Thanks Andras. Good to know about license issues. I can understand why a company like Kitware may want nothing do with GPL, but why would a user not use an extension if it is based on GPL?

I don’t do microscopy myself, but my impression of the field has been such that they are not big into data exchange (since the assumption is you should be able to replicate the experiment, the critical piece of information is the protocol, not the image).

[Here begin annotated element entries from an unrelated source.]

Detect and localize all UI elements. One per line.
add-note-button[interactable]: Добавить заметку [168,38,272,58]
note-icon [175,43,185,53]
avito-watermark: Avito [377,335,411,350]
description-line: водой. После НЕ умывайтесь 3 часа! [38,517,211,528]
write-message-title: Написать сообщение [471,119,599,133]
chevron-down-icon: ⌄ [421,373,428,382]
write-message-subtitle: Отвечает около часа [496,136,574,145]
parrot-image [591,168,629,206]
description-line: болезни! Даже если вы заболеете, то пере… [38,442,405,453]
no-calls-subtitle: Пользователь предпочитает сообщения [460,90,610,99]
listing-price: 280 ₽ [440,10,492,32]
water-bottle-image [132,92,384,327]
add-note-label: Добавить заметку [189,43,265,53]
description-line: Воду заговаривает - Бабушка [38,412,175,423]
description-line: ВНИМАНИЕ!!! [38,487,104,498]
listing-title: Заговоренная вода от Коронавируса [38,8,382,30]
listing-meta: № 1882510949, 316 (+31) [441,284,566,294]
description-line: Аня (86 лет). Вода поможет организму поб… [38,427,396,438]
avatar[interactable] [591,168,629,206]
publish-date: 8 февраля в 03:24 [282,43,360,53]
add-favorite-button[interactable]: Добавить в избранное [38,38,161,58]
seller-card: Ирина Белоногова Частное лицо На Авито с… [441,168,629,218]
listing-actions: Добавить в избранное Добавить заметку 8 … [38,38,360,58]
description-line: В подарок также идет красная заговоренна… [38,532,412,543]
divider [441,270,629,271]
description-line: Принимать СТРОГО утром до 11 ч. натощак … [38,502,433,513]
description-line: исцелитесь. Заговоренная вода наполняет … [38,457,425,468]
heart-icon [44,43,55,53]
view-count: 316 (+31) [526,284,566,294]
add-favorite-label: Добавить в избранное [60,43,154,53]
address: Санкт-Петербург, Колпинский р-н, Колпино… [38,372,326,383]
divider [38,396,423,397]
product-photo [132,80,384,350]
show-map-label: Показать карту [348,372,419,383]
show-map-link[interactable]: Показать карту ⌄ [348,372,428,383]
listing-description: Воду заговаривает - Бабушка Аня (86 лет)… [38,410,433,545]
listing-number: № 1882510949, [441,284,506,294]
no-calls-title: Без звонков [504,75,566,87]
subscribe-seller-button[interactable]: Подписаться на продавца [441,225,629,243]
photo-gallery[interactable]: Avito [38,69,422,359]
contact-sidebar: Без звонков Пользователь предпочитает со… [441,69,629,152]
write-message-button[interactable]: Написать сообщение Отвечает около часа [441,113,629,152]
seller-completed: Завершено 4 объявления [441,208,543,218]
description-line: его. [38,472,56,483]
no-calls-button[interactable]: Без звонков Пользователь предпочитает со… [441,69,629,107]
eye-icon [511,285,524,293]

But with more quantitative studies and move towards that reproducibility that may change.

I am not sure if we can take on the OME as a project, but we will sure discuss it…

For high-level components that can be easily replace by alternatives of they are not critical (e.g, just make things more convenient), using restrictive license is acceptable.

However, if you invest significant amount of time into developing new software tools or processing workflows then you don’t want to depend on any third-party component that would restrict how you can use and distribute the result of your own work. Even if you don’t mind sharing all your source code and refrain from all commercial activities, your potential users and collaborators may reject your work because of this.

I haven’t used it myself, but ITK does have optional support for Bio-Formats already, via SCIFIO.

Alternatively, there is an LGPL-licensed, clean-reimplementation reader library called OpenSlide, which may be supported (to some extent) via a new ITK remote module. OpenSlide supports many common formats, but unfortunately, as far as I understand, their funding lapsed/developers left/etc., and none of the commercial users or other community has really picked up the slack – so it is only minimally maintained right now. In particular, they do not have support for modern Zeiss format (CZI) which is a significant limitation. (Bio-Formats does, via a Zeiss-contributed, GPL-licensed reader implementation).